There are three fundamental processes required for mindfulness to occur: forming intention, paying attention and adjusting your attitude (Shapiro, Carltion, Astin & Freedman, 2006). Mindfulness is a purposeful act and, the process of becoming mindful, can seem to be selfish in today’s society that deems multi-tasking to be what successful people do to be successful. This is particularly true for educators in as we juggling children, parents, other teachers and leaders and government expectations. Thus, we have people who can not calm their mind and recognise individual thoughts and feelings which leads to fight or flight reactions that are hard wired into our natural reflexes.
Daily meditations that are about 10 minutes in length on a morning can start a day in a calm, mindful mood that can support the day’s work.
How to set yourself up for a successful meditation?
– Find a quiet space where you won’t be interrupted for 15 minutes.
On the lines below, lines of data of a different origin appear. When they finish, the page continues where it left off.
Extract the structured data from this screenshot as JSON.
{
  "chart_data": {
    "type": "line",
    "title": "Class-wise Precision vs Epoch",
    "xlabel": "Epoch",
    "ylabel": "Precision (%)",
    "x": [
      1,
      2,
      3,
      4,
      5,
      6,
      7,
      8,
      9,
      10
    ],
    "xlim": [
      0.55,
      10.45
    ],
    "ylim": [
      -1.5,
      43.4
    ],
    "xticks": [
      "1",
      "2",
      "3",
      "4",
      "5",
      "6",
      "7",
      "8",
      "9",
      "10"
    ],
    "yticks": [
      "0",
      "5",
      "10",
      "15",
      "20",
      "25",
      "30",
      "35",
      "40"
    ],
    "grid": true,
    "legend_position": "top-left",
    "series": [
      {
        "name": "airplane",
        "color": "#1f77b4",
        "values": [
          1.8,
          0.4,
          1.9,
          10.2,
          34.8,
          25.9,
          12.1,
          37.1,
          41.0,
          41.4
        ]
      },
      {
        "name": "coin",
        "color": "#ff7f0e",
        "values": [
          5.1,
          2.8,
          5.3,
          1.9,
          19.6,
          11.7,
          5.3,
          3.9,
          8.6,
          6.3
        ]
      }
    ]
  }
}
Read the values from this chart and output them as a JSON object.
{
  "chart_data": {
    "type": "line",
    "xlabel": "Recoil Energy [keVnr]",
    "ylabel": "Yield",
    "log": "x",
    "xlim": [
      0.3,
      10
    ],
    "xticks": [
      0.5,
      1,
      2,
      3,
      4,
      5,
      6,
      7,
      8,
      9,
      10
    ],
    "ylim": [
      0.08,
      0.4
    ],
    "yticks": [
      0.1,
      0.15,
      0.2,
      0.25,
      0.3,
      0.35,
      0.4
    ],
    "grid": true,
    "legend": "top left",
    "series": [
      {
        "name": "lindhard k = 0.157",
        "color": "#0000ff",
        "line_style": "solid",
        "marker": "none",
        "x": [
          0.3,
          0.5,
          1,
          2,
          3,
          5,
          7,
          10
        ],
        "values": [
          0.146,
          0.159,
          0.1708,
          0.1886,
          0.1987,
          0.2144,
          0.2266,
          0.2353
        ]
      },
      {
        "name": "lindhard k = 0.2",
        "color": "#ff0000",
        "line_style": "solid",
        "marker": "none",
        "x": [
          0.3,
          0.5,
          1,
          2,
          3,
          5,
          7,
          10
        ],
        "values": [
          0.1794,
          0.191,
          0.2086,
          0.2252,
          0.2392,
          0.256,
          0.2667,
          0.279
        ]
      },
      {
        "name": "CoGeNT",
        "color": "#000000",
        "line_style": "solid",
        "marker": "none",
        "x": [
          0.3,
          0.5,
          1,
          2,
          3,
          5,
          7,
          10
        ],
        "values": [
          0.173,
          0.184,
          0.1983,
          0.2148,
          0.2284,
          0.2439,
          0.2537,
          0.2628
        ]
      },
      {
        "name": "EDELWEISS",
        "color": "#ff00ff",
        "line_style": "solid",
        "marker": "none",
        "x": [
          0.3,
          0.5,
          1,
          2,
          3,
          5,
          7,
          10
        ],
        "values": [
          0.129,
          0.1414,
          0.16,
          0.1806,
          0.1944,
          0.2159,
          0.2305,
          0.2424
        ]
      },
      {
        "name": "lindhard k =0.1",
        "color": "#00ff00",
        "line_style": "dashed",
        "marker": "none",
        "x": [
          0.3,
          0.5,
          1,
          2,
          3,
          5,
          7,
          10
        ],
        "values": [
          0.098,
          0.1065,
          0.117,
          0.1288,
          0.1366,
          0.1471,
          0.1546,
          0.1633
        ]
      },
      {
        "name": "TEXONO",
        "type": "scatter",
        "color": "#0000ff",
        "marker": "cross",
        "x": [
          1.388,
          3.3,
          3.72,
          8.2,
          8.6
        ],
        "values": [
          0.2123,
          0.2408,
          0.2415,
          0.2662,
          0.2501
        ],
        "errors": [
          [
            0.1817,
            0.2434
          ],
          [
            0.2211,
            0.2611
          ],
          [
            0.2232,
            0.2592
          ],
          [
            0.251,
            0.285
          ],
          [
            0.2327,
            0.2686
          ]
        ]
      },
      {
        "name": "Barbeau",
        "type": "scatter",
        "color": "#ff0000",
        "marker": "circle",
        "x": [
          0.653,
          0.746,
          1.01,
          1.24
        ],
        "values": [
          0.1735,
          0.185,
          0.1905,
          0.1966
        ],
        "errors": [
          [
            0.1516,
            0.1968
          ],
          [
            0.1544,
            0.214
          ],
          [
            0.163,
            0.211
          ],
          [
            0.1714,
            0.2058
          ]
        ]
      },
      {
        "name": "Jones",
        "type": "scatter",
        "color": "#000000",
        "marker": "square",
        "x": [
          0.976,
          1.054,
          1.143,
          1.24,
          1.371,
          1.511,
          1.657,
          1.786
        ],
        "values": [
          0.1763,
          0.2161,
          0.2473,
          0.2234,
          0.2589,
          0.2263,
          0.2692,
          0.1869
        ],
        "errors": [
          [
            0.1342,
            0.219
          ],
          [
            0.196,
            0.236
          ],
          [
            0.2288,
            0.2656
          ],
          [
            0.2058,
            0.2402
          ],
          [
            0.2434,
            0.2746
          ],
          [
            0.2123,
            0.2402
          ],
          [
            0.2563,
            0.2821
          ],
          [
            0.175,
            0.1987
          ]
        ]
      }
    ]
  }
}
I like using headsets to listen to meditations as it helps me block out other noises.
– Sit or lay down in a comfortable position.
– take a couple of deep, mindful breaths to begin to relax your mind and body.
Some meditations that get my day off to a good start:
Being Present- Day 1 of a 7 day series: https://youtu.be/bi1uioesDdo
For Gratitude- Day 2 of a 7 day series: https://youtu.be/S5BR75ySQOo
For Peace and Contentment- Day 3 of a 7 dauy series: https://youtu.be/eDQxQ8dhfug
Self-Acceptance- Day 4 of a 57 day series: https://youtu.be/g-BjFvbsYqs
Letting Go- Day 5 of a 7 day series: https://youtu.be/f97-gZncxGU
To End the Day- Day 6 of a 7 day series: https://youtu.be/tZAmfVKPBCA (NOT a morning meditation.)
For Inner strength – Day 7 of a 7 day series: https://youtu.be/78MPESZn-V4
Ocean Escape: https://youtu.be/ar_W4jSzOlM (Mini Vacation)
Still find 10 minutes hard?
Why not try these 2 minute meditations. No need to close your eyes. Just breathe deeply and watch the screen.
* Note: It is likely other thoughts will invade your meditation. Do not become upset with this. The very act of recognising you are having invading thoughts is an act of mindfulness. Accept that you have had the thought and allow that thought to float away. Do not dwell on the thought and allow it to control you. You control the thought. I assure you if it is an important thought, it will come again at a time more appropriate time.